Леша повернулся ко мне.
— Совестится. Ну где ты найдешь бабу, которая слушала бы комплименты и при этом краснела? Смотри, она, и правда, покраснела.
— Это она умеет, — похвалился я. — Хорошая у меня жена, да Вить?
— Жена, хи-хи, хорошая, — ответила вместо мужа Римма, — с ней хоть на необитаемый остров — не страшно. А меня ты на остров взял бы, Петенька?
— Взял бы, дорогая, — ответил я.
— Вместо Люды? — детским голосом спросила Римма. К своим тридцати она все еще не исчерпала запасы девического кокетства.
— Прекрати, — подал голос Виктор.
— Конечно. Люда худая, а тобой можно было бы питаться месяца два-три. Может, и все четыре.
Римма засмеялась, но лицо у нее перекосилось. Она, и впрямь, полновата, все время терзает себя всякими диетами, но ничего не помогает.
После ухода гостей Люда стала меня упрекать, что я неэтично повел себя с Риммой. Я заметил, что Римма, например, за Людиной спиной все время норовит сказать о ней гадость, и мы поспорили, надо ли прощать своим недоброжелателям. Потом…
…Потом я вошел в рентгенкабинет, надел черный резиновый фартук, как мне велела докторша, длинная хмурая женщина. Когда я взял пленку правой рукой, она даже закричала: “Я же сказала — левой!”. У каждого есть причины быть недовольным жизнью. Я снова открыл рот и подставил себя рентгеновским лучам. Немолчные волны боли накатывали на островок жизни, где я пытался укрыться. Скоро и он исчезнет под водой. Докторша удалилась в кабину, оттуда на меня зафыркала машина, заворчала и затихла; докторша вышла, велела вынуть изо рта пленку и развернуть обертку. Брезгливым взглядом она следила за мной, взяла пленку и сказала: “Пусть войдет следующий!..”.
…Следующей у меня была Катя, Людина подруга. Люда говорила, что Катя была самой красивой девочкой во всей библиотеке. Верно. Катя была красива, но никто почему-то в нее не влюблялся, и она грустно говорила, что любви вообще нет в природе, есть только секс — и очень по-детски, удивленно выговаривала это слово, которое Люда не любит. Когда Люда однажды легла ненадолго в больницу, я решил доказать Кате, что любовь есть, но доказал только то, что она знала и без меня: что любви нет, а есть секс. А вообще-то получилось это нечаянно, мне в тот вечер было одиноко и пусто в квартире без Люды, и тут пришла Катерина с тортом, вся зареванная (с матерью поссорилась). Потом нам обоим было очень нехорошо. Катя заявила, что она очень любит Люду и уважает, Люда изумительный человек, и я слово в слово повторил это следом за нею. Когда-нибудь я бы сам поведал Люде про свою измену, я ничего не могу от нее скрывать, но это когда-нибудь, не сейчас. Римма, к которой Катя прибежала исповедоваться (нашла кому), опередила меня. Римма отправилась к Люде в больницу и рассказала обо всем. Люда Кате простила. А Катя через год вышла замуж за военного, укатила на Кавказ и теперь оттуда посылает Люде грецкие орехи…
…Злая (озлобленная) рентгенолог вышла и вручила мне изображение моего зуба. Я взял мокрый, липкий лоскут пленки и стал разглядывать своего мучителя. Откуда, из какой точки, лучится эта боль? Я отнес портрет зуба своей докторше и, получив увольнительную на два дня, отправился в гардероб, где томилась старушка-гардеробщица в круглых очках, похожая на учительницу на пенсии. Она слушала радио.
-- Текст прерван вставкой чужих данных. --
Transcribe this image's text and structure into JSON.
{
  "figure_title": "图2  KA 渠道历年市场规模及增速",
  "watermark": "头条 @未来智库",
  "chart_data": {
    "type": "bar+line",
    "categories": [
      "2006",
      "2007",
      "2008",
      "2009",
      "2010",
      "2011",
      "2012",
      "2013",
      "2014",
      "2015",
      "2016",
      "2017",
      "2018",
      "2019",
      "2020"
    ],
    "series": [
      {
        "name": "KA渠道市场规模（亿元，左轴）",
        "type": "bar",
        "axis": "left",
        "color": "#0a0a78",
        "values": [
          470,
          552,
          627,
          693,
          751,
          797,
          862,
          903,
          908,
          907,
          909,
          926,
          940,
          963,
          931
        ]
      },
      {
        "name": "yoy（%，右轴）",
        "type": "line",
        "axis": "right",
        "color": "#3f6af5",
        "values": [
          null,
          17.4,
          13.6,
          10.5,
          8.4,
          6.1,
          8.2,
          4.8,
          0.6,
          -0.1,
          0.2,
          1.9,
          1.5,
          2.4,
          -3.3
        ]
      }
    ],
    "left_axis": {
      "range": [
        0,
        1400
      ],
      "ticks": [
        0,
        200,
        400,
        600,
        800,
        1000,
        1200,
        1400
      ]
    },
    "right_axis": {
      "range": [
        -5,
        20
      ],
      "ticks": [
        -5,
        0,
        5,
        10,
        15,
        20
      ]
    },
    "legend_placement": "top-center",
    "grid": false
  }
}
Завтра будет лучше, чем вчера!
Лучше, чем вчера! Лучше! Чем вчера!
Завтра! Будет! Лучше! Чем вчера! —
уверял меня бодрый наступательный голос певца, а я ему не верил, сытый голодного не разумеет, тебе-то хорошо, тебе-то, может, и лучше будет, зубы у тебя не болят. Я увидел, как больные, сидевшие под дверями хирургического кабинета, умильно заулыбались, потянулись на голос певца-оптимиста, греясь у него, как у костерка. Добрая старушка прибавила звук. Из входных дверей показался румяный кожаный шофер стоматологической “скорой помощи” и тоже навострил горящее с мороза ухо. Я взял из рук старушки свое пальто и пошел отсюда прочь.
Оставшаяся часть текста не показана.